JOTUN ANTIFOULING SEAQUANTUM FB (UK)
|SCALE: Min/Nil=0 Low=1 Moderate=2 High=3 Extreme=4|
Coatings. Solvent- borne.
Irritating to skin.
May cause SENSITIZATION by skin contact.
Limited evidence of a carcinogenic effect.
HARMFUL - May cause lung damage if swallowed.
Harmful by inhalation, in contact with skin and if swallowed.
Vapors may cause dizziness or suffocation.
Very toxic to aquatic organisms, may cause long- term adverse effects in the
Accidental ingestion of the material may be harmful; animal experiments indicate that ingestion of less than 150 gram may be fatal or may produce serious damage to the health of the individual. Swallowing of the liquid may cause aspiration into the lungs with the risk of chemical pneumonitis; serious consequences may result. (ICSC13733). A metallic taste, nausea, vomiting and burning feeling in the upper stomach region occur after ingestion of copper and its derivatives. The vomitus is usually green/blue and discolors contaminated skin. Acute poisonings from ingestion are rare due to their prompt removal by vomiting. Should vomiting not occur, or is delayed systemic poisoning may occur producing kidney and liver damage, wide-spread capillary damage, and be fatal; death may occur after relapse from an apparent recovery. Anemia may occur in acute poisoning.

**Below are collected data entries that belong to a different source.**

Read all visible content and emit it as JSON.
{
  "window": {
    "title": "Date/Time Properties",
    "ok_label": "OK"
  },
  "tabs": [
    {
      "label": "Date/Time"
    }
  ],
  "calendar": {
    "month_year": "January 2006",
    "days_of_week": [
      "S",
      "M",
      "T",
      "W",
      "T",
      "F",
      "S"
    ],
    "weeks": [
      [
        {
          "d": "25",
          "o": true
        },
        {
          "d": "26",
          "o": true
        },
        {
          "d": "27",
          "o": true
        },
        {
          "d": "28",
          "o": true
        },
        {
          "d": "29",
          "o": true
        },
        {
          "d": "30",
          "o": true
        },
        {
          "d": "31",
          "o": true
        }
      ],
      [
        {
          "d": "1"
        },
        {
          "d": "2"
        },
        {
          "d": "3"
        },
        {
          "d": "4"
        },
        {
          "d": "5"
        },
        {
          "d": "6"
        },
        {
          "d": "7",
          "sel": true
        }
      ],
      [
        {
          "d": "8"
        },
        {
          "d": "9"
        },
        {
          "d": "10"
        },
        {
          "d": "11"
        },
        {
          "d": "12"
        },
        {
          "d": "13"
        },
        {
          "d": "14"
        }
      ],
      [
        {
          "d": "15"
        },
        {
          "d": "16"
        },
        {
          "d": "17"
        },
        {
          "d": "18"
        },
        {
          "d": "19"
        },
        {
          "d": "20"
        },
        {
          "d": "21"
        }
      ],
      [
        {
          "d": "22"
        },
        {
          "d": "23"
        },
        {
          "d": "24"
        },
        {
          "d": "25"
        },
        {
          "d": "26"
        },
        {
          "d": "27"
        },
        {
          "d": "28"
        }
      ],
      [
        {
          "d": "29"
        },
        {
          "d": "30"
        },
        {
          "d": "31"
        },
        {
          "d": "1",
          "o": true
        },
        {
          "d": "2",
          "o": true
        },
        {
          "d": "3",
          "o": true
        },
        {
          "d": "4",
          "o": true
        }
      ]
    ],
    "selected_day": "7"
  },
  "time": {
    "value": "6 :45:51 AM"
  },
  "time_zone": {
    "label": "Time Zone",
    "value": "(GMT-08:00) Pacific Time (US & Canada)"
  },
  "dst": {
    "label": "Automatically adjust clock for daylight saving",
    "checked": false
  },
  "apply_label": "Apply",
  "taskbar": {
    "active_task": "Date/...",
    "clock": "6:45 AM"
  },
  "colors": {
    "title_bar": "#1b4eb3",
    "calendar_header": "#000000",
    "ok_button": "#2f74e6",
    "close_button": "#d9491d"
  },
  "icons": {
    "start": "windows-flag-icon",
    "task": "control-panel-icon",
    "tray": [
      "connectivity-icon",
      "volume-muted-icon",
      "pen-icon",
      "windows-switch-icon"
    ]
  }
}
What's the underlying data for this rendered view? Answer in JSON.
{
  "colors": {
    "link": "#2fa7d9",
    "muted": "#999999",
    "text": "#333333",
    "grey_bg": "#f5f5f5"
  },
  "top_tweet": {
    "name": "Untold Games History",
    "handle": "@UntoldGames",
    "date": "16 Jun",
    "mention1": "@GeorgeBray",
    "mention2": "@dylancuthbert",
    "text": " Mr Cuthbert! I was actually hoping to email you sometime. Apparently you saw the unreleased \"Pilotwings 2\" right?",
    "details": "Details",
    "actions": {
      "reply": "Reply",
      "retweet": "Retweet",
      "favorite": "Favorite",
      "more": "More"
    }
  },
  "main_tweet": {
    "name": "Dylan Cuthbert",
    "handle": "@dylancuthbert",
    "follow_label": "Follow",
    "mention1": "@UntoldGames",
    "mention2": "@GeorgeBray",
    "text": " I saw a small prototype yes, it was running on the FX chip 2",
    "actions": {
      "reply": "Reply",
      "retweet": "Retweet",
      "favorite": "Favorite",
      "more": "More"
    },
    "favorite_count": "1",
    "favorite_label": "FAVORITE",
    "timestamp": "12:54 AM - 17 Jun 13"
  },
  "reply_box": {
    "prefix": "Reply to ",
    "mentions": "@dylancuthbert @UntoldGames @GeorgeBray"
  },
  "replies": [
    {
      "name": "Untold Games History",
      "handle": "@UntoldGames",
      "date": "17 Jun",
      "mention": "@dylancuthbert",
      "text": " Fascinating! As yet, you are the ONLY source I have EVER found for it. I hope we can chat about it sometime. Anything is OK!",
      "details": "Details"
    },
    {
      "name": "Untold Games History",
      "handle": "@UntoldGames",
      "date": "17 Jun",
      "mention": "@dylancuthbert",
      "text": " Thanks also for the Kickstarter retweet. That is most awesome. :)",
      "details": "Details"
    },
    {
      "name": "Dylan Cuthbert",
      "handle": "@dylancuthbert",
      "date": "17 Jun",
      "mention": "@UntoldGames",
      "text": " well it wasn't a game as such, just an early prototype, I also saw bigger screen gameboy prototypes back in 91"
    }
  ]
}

There is some evidence to suggest that this material can causeeye irritation and damage in some persons. There is evidence that material may produce eye irritation in some persons and produce eye damage 24 hours or more after instillation. Severe inflammation may be expected with pain. There may be damage to the cornea. Unless treatment is prompt and adequate there may be permanent loss of vision. Conjunctivitis can occur following repeated exposure. Copper salts, in contact with the eye, may produce conjunctivitis or even ulceration and turbidity of the cornea. The liquid produces a high level of eye discomfort and is capable of causing pain and severe conjunctivitis. Corneal injury may develop, with possible permanent impairment of vision, if not promptly and adequately treated.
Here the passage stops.